Drawing The Line: This is What’s Not For Sale
As business leaders we are part of the problem. Leading the process of buying and selling goods and services in an ever-growing number of sectors, we may think that we are simply helping to provide for people’s needs. But through those acts of buying and selling, through saying ‘this thing is for sale’, we are part of a system that does much more than that. And more, in this case, is not good.
Up for Grabs
As Michael J Sandel pointed out in his book What Money Can’t Buy, saying that something is for sale implicitly legitimizes its treatment as a commodity, as something that we can legitimately use to make a profit. Deep down inside we all know that a line must be drawn somewhere to stop this. That’s why you can’t buy votes or children or the support of juror number seven at a trial.
Deep down inside we all know that a line must be drawn somewhere to stop this.
We have seen before what happens when the most precious of gifts, human life, comes up for sale. In the era of the Atlantic slave trade millions of people were reduced to commodities – captured, bought and sold for the profit of others. Arising at the terrible intersection of old social divisions and the modern capitalist system, this was not slavery as the Greeks or Romans would have recognized it, where ownership at least placed obligations on the master, where rights and duties, wretchedly imbalanced as they might be, at least cut both ways.

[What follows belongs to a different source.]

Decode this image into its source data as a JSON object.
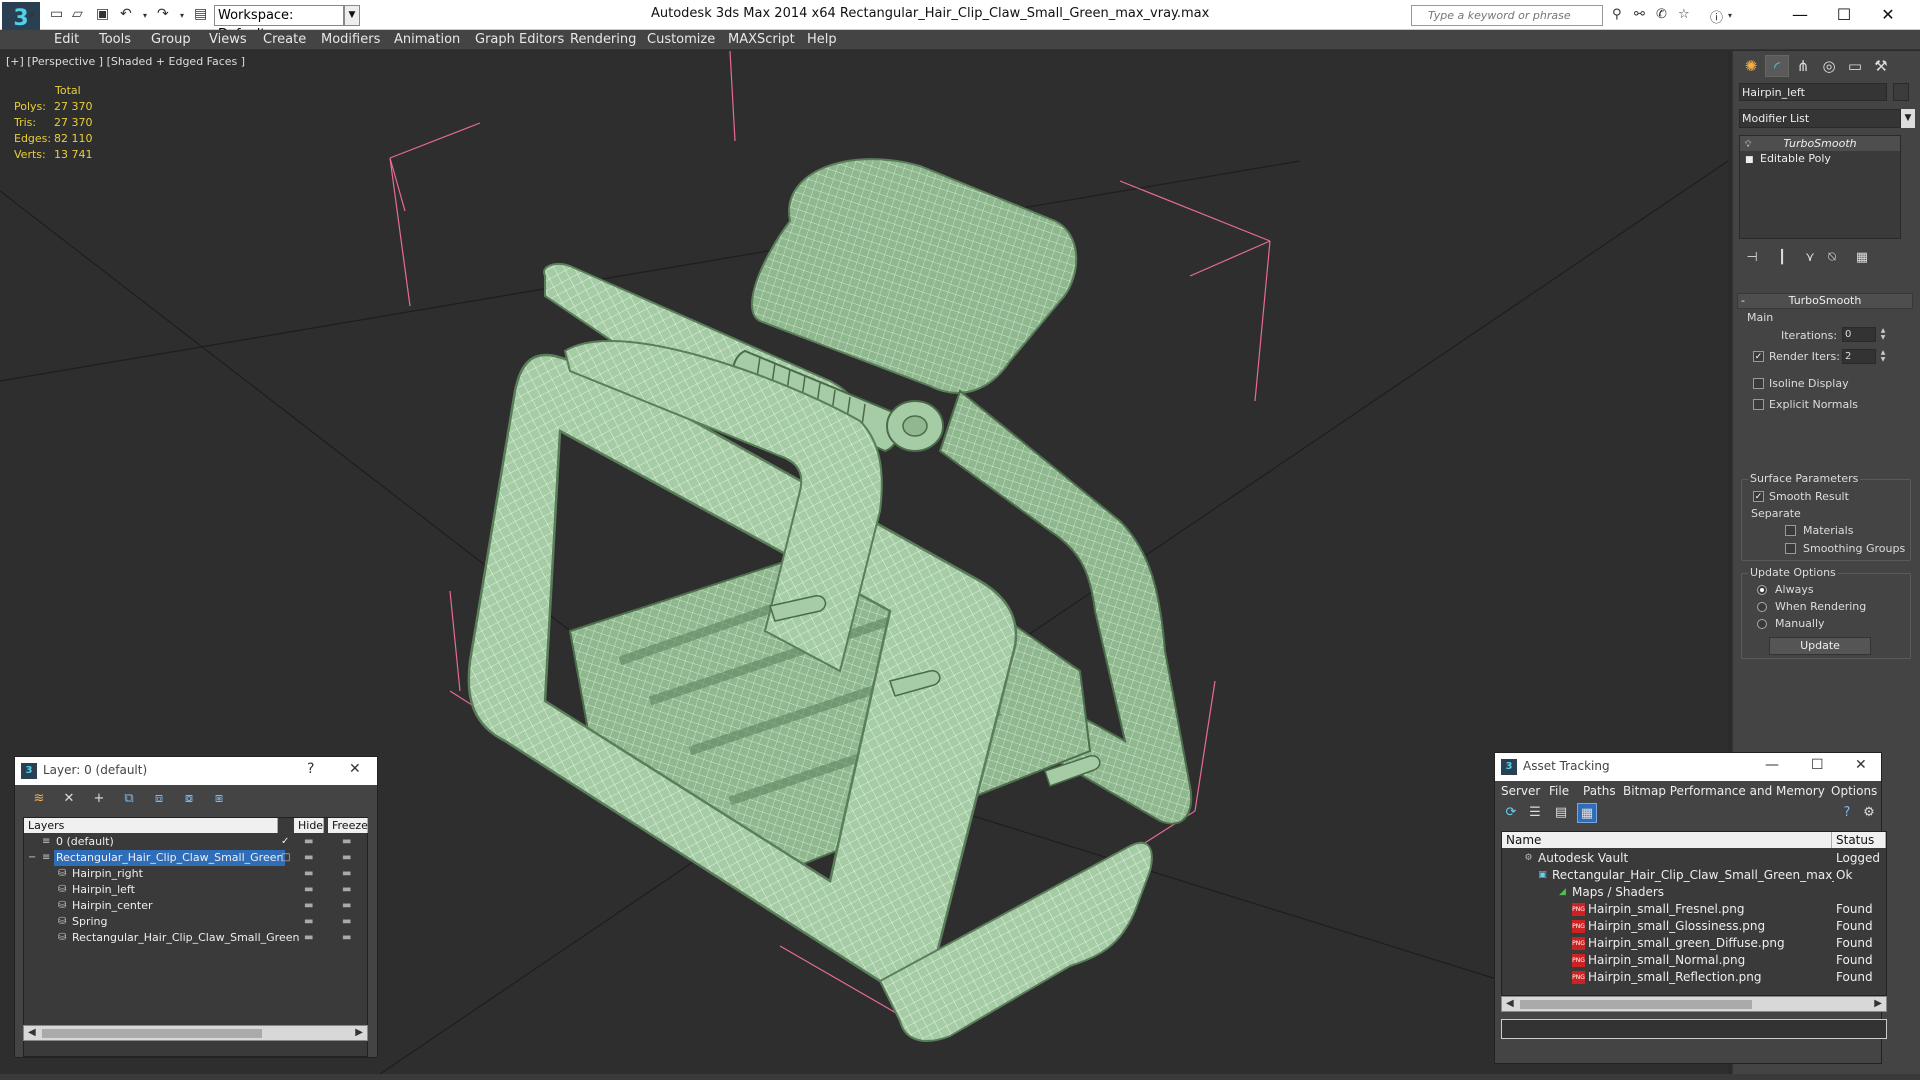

This was humanity for sale. No sense of responsibility. No restraint by integrity. Just lives for gold.
Where Are We Now?
The place where we draw the line has shifted since then. Human lives are not for sale. But the growing power and presence of the markets has put the market method of distribution into every corner of our lives. Education, health, security, everything from how long we live to private information about our lives, it is all subject to that system.
Your life might not be for sale, but every facet of it is. And the fact that we do business in those most precious corners of people’s lives only reinforces that message.

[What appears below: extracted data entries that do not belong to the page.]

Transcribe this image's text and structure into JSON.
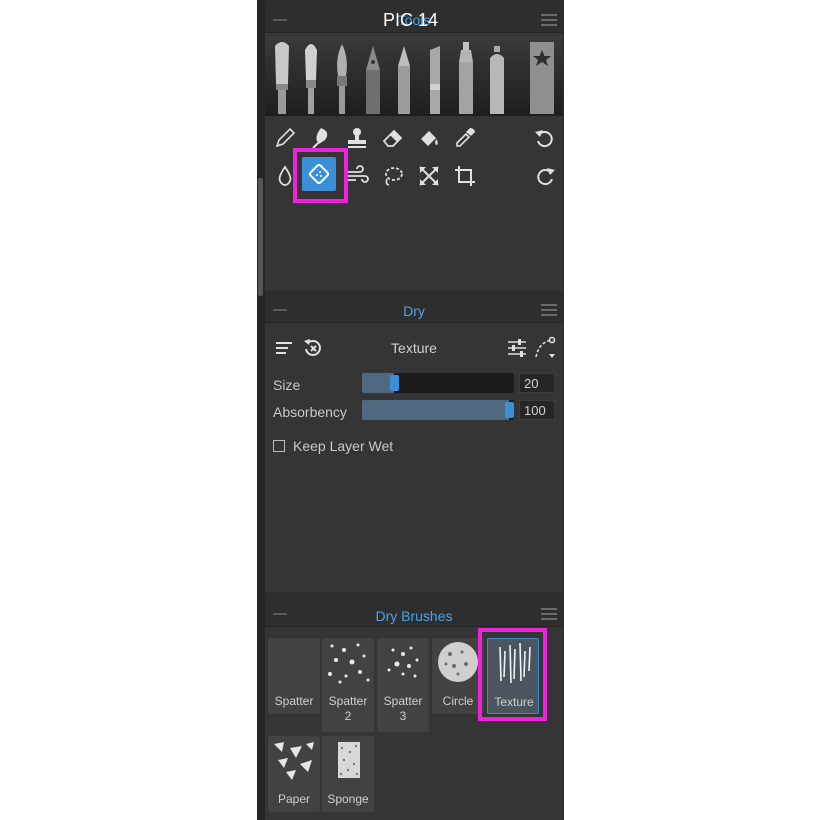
{
  "overlay_caption": "PIC 14",
  "tools_panel": {
    "title": "Tools",
    "brushes": [
      "brush-wide-icon",
      "brush-round-icon",
      "brush-pointed-icon",
      "nib-pen-icon",
      "pencil-icon",
      "pastel-icon",
      "marker-icon",
      "spray-can-icon",
      "favorites-bookmark-icon"
    ],
    "tool_row_1": [
      "pencil-tool-icon",
      "smudge-tool-icon",
      "stamp-tool-icon",
      "eraser-tool-icon",
      "fill-tool-icon",
      "eyedropper-tool-icon",
      "undo-icon"
    ],
    "tool_row_2": [
      "drop-tool-icon",
      "dry-tool-icon",
      "blow-tool-icon",
      "lasso-tool-icon",
      "transform-tool-icon",
      "crop-tool-icon",
      "redo-icon"
    ],
    "active_tool": "dry-tool-icon"
  },
  "dry_panel": {
    "title": "Dry",
    "preset_name": "Texture",
    "size_label": "Size",
    "size_value": "20",
    "size_level": 0.2,
    "absorbency_label": "Absorbency",
    "absorbency_value": "100",
    "absorbency_level": 1.0,
    "keep_wet_label": "Keep Layer Wet",
    "keep_wet_checked": false
  },
  "dry_brushes_panel": {
    "title": "Dry Brushes",
    "tiles": [
      {
        "label": "Spatter",
        "selected": false
      },
      {
        "label": "Spatter 2",
        "selected": false
      },
      {
        "label": "Spatter 3",
        "selected": false
      },
      {
        "label": "Circle",
        "selected": false
      },
      {
        "label": "Texture",
        "selected": true
      },
      {
        "label": "Paper",
        "selected": false
      },
      {
        "label": "Sponge",
        "selected": false
      }
    ]
  },
  "colors": {
    "accent": "#3b8fd8",
    "title_text": "#4ea3e6",
    "highlight": "#ee22dd",
    "panel_bg": "#353535"
  }
}
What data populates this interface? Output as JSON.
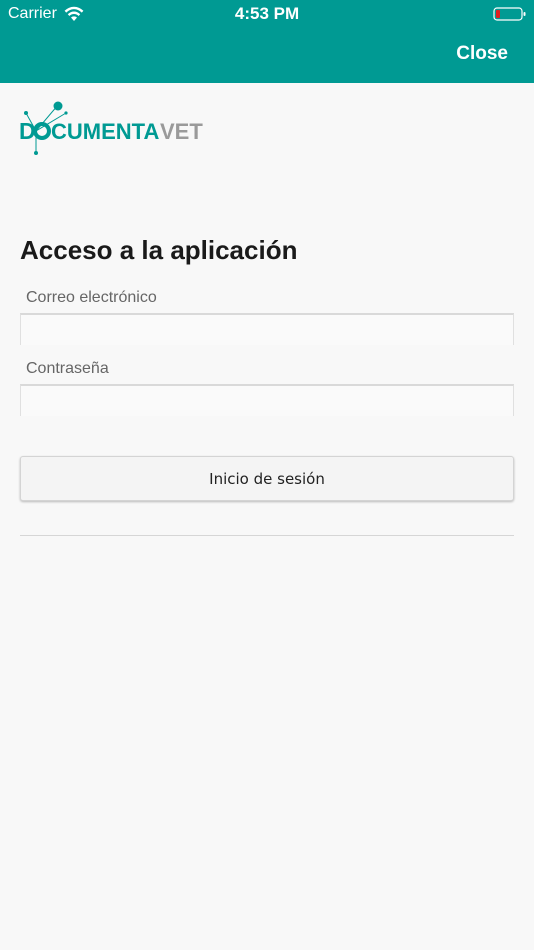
{
  "status_bar": {
    "carrier": "Carrier",
    "time": "4:53 PM"
  },
  "nav": {
    "close_label": "Close"
  },
  "logo": {
    "text_part1": "D",
    "text_part2": "CUMENTA",
    "text_part3": "VET"
  },
  "form": {
    "title": "Acceso a la aplicación",
    "email_label": "Correo electrónico",
    "email_value": "",
    "password_label": "Contraseña",
    "password_value": "",
    "submit_label": "Inicio de sesión"
  },
  "colors": {
    "brand": "#009a93",
    "logo_gray": "#9a9a9a",
    "battery_low": "#e02020"
  }
}
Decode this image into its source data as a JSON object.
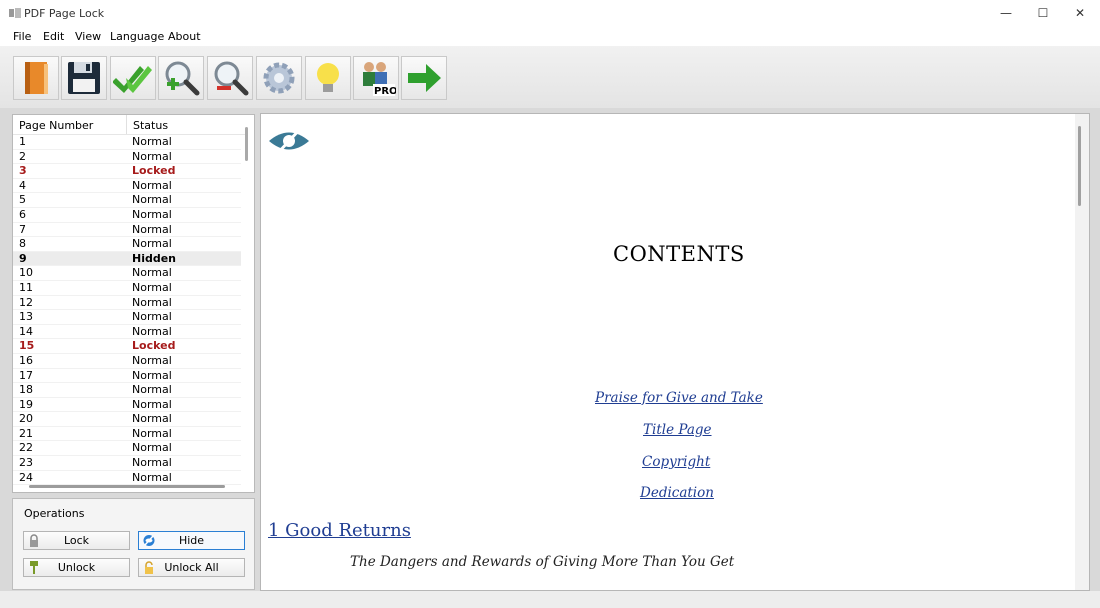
{
  "window": {
    "title": "PDF Page Lock",
    "min": "—",
    "max": "☐",
    "close": "✕"
  },
  "menu": [
    "File",
    "Edit",
    "View",
    "Language",
    "About"
  ],
  "toolbar": [
    {
      "name": "open-pdf-button",
      "icon": "book-icon"
    },
    {
      "name": "save-button",
      "icon": "floppy-disk-icon"
    },
    {
      "name": "apply-button",
      "icon": "double-check-icon"
    },
    {
      "name": "zoom-in-button",
      "icon": "zoom-in-icon"
    },
    {
      "name": "zoom-out-button",
      "icon": "zoom-out-icon"
    },
    {
      "name": "settings-button",
      "icon": "gear-icon"
    },
    {
      "name": "tips-button",
      "icon": "lightbulb-icon"
    },
    {
      "name": "pro-upgrade-button",
      "icon": "pro-users-icon",
      "badge": "PRO"
    },
    {
      "name": "exit-button",
      "icon": "green-arrow-icon"
    }
  ],
  "page_list": {
    "col_page": "Page Number",
    "col_status": "Status",
    "rows": [
      {
        "page": "1",
        "status": "Normal"
      },
      {
        "page": "2",
        "status": "Normal"
      },
      {
        "page": "3",
        "status": "Locked"
      },
      {
        "page": "4",
        "status": "Normal"
      },
      {
        "page": "5",
        "status": "Normal"
      },
      {
        "page": "6",
        "status": "Normal"
      },
      {
        "page": "7",
        "status": "Normal"
      },
      {
        "page": "8",
        "status": "Normal"
      },
      {
        "page": "9",
        "status": "Hidden"
      },
      {
        "page": "10",
        "status": "Normal"
      },
      {
        "page": "11",
        "status": "Normal"
      },
      {
        "page": "12",
        "status": "Normal"
      },
      {
        "page": "13",
        "status": "Normal"
      },
      {
        "page": "14",
        "status": "Normal"
      },
      {
        "page": "15",
        "status": "Locked"
      },
      {
        "page": "16",
        "status": "Normal"
      },
      {
        "page": "17",
        "status": "Normal"
      },
      {
        "page": "18",
        "status": "Normal"
      },
      {
        "page": "19",
        "status": "Normal"
      },
      {
        "page": "20",
        "status": "Normal"
      },
      {
        "page": "21",
        "status": "Normal"
      },
      {
        "page": "22",
        "status": "Normal"
      },
      {
        "page": "23",
        "status": "Normal"
      },
      {
        "page": "24",
        "status": "Normal"
      }
    ]
  },
  "operations": {
    "title": "Operations",
    "lock": "Lock",
    "hide": "Hide",
    "unlock": "Unlock",
    "unlock_all": "Unlock All"
  },
  "document": {
    "heading": "CONTENTS",
    "links": [
      "Praise for Give and Take",
      "Title Page",
      "Copyright",
      "Dedication"
    ],
    "chapter": "1 Good Returns",
    "chapter_subtitle": "The Dangers and Rewards of Giving More Than You Get"
  },
  "colors": {
    "locked": "#a61b1b",
    "link": "#1f3d92",
    "accent": "#2a7fd4"
  }
}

The growing power and presence of the markets has put the market method of distribution into every corner of our lives.
This isn’t to say that businesses can’t be about something more. Whether it’s Innocent Smoothies, Microsoft’s charitable funds, or a local food co-operative, there are ways to make a business about something more. Ways to state, both explicitly and implicitly, that you as a business leader place value on more than just profit and loss. That there are such things as responsibility and integrity. That it’s not just about the money.
Because unless you clearly make such a point than profit and loss, the commodification of our society, is the message that your business will send out.
Unless you clearly make such a point than profit and loss, the commodification of our society, is the message that your business will send out.
If we want to turn this around then we have to start changing the structures that we work within, the laws and the politics that govern business. But in the short term it is up to each of us, as a leader in our own field, to stand up and say ‘this is where I draw the line. This I do not do for money.